1. When/how to execute process:
Rake task that sync files with DB and exits
Create a rake task that scans through your persistent directory and updates the database. The rake task can be executed manually, or added as a cron job to the system. You can load the rails environment by declaring a task with task :sync => :environment do
.
Rake task that keeps running
You could use a gem such as listen to detect file changes to this directory and sync them to the DB. Or your rake task could sleep for a few minutes internally. You could also make this task a system service by creating a upstart job.
Background job library
Use a job library such as resque with resque-scheduler.
2. Code structure
I suggest the rake task/background job only serves as a mechanism to kick off the sync process. Your actual syncing logic/code should still be in normal ruby classes/modules.

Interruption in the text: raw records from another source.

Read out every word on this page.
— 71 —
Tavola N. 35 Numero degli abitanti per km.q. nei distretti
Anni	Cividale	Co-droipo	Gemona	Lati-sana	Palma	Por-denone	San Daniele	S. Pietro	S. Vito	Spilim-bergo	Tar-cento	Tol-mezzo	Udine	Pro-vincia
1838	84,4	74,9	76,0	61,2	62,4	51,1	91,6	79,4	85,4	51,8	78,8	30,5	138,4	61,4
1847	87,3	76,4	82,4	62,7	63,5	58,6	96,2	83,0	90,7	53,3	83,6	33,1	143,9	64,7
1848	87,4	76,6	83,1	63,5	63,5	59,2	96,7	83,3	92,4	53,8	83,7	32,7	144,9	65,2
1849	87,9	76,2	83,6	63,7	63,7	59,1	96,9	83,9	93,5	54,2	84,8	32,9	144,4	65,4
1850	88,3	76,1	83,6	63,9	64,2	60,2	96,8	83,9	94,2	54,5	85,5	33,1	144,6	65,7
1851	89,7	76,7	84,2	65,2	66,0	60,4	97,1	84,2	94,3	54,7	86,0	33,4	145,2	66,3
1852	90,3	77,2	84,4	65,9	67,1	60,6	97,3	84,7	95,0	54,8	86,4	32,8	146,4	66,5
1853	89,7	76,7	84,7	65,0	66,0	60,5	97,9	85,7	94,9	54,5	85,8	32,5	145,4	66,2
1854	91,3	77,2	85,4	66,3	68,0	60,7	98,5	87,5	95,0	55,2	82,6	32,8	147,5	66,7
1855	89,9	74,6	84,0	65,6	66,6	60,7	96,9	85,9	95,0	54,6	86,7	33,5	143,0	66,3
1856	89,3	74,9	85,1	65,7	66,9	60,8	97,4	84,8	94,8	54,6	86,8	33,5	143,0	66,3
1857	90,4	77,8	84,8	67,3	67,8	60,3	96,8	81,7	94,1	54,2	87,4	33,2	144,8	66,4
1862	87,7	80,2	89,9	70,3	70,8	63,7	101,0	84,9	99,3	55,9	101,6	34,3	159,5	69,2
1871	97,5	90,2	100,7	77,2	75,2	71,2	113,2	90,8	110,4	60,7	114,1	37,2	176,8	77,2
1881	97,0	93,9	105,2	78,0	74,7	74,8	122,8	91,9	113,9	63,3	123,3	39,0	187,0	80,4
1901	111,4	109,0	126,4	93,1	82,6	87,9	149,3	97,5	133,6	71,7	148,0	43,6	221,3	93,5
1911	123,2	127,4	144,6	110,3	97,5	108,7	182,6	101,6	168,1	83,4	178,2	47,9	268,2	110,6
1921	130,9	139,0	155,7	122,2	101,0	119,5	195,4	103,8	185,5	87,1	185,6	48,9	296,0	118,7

3. How to perform xml -> db sync
If you can dictate what the xml looks like, I recommend using activerecord to_xml and from_xml to export/create/update or have a look what they do internally (attributes= method).
If you can not dictate the format, use nokogiri or xmlsimple as mentioned in this post to parse the xml files. Then use the normal active record querying/creating/updating methods to update the database. Use activerecord validations to make sure your data is always consistent in the database. If you want to make sure that no one can insert invalid data with other database connectors (not active record), you could use database indexes.